Assumptions of regression

The linear regression model that I’ve been discussing relies on several assumptions. In section Model checking we’ll talk a lot more about how to check that these assumptions are being met, but first let’s have a look at each of them.

  • Normality. Like many of the models in statistics, basic simple or multiple linear regression relies on an assumption of normality. Specifically, it assumes that the residuals are normally distributed. It’s actually okay if the predictors X and the outcome Y are non-normal, so long as the residuals ε are normal. See section Checking the normality of the residuals.
  • Linearity. A pretty fundamental assumption of the linear regression model is that the relationship between X and Y actually is linear! Regardless of whether it’s a simple regression or a multiple regression, we assume that the relationships involved are linear.

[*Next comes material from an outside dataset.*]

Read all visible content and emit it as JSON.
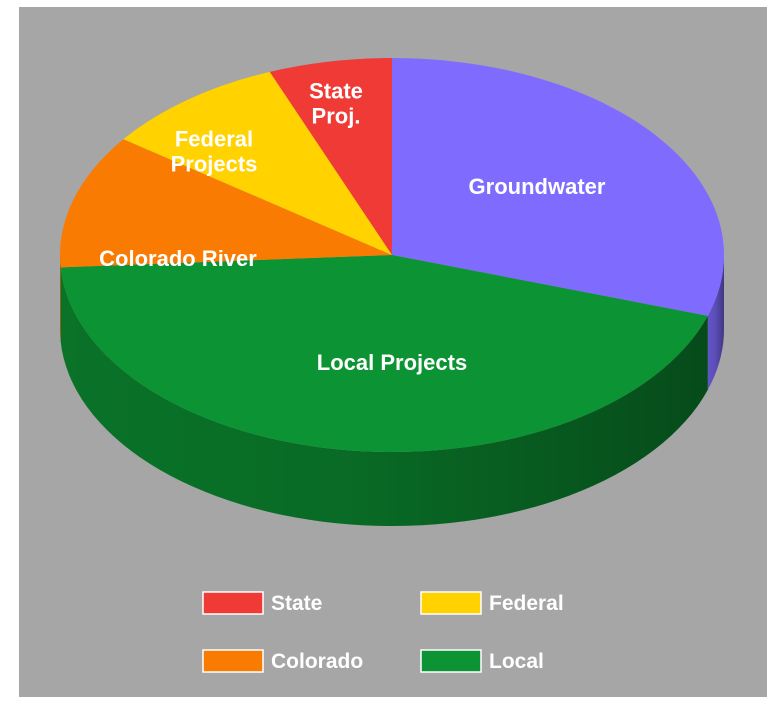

  • Homogeneity of variance. Strictly speaking, the regression model assumes that each residual εi is generated from a normal distribution with mean 0, and (more importantly for the current purposes) with a standard deviation σ that is the same for every single residual. In practice, it’s impossible to test the assumption that every residual is identically distributed. Instead, what we care about is that the standard deviation of the residual is the same for all values of Ŷ, and (if we’re being especially paranoid) all values of every predictor X in the model.

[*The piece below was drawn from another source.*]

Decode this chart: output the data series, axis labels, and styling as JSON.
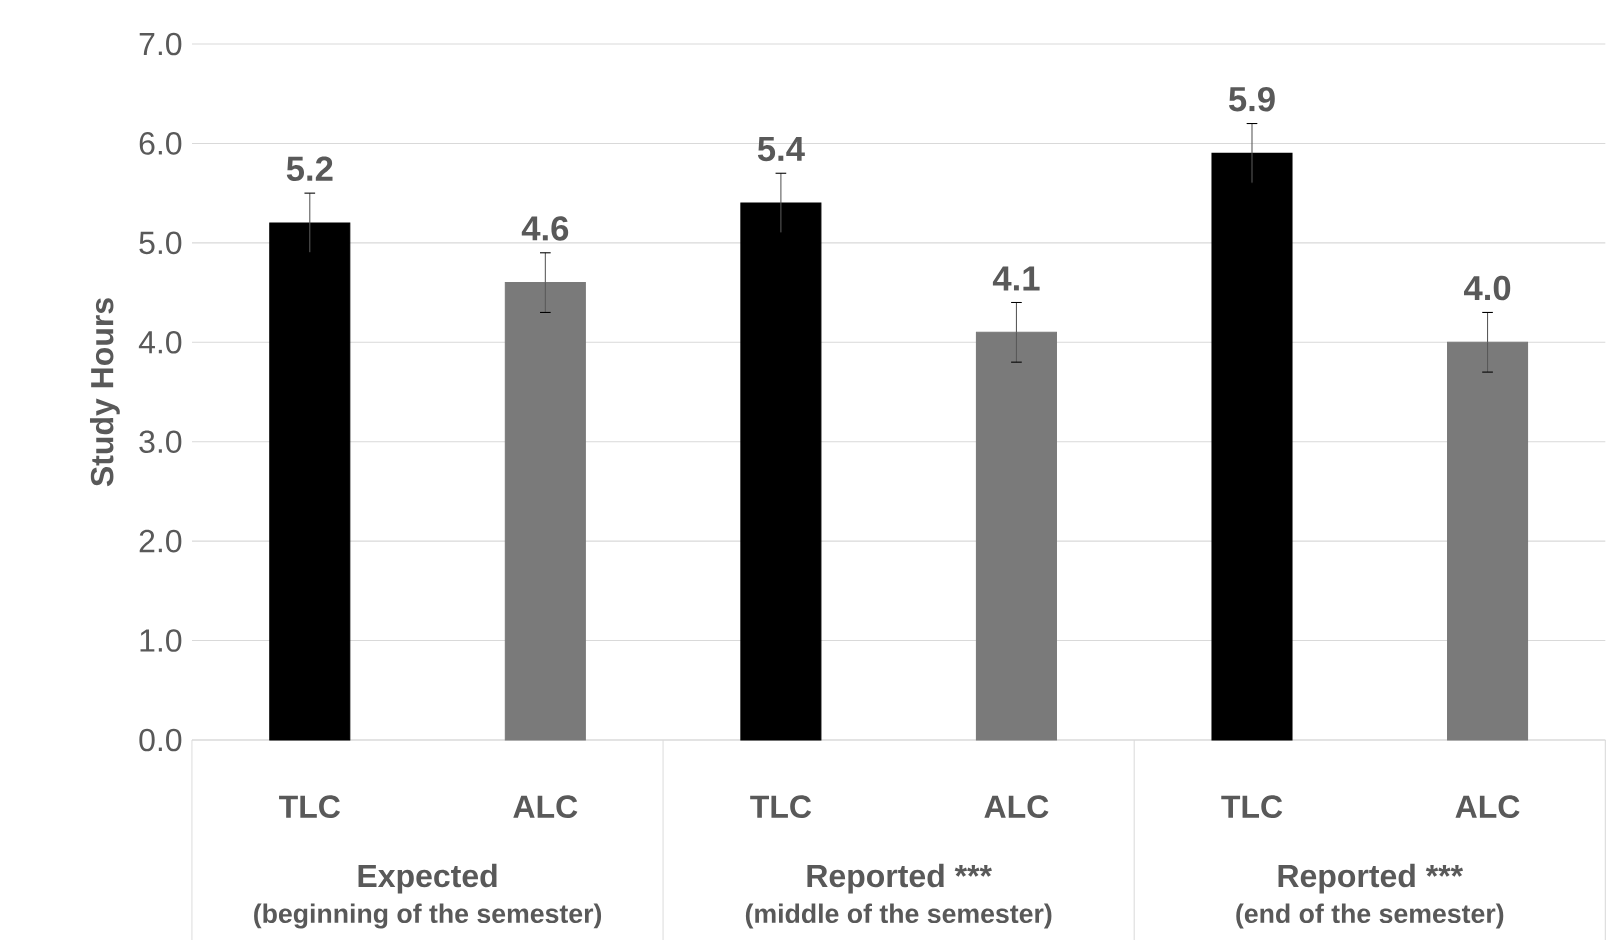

  • Uncorrelated predictors. The idea here is that, in a multiple regression model, you don’t want your predictors to be too strongly correlated with each other. This isn’t “technically” an assumption of the regression model, but in practice it’s required. Predictors that are too strongly correlated with each other (referred to as “collinearity”) can cause problems when evaluating the model. See section Checking for collinearity.
  • Residuals are independent of each other. This is really just a “catch all” assumption, to the effect that “there’s nothing else funny going on in the residuals”. If there is something weird (e.g., the residuals all depend heavily on some other unmeasured variable) going on, it might screw things up.
  • No “bad” outliers. Again, not actually a technical assumption of the model (or rather, it’s sort of implied by all the others), but there is an implicit assumption that your regression model isn’t being too strongly influenced by one or two anomalous data points because this raises questions about the adequacy of the model and the trustworthiness of the data in some cases. See section Three kinds of anomalous data.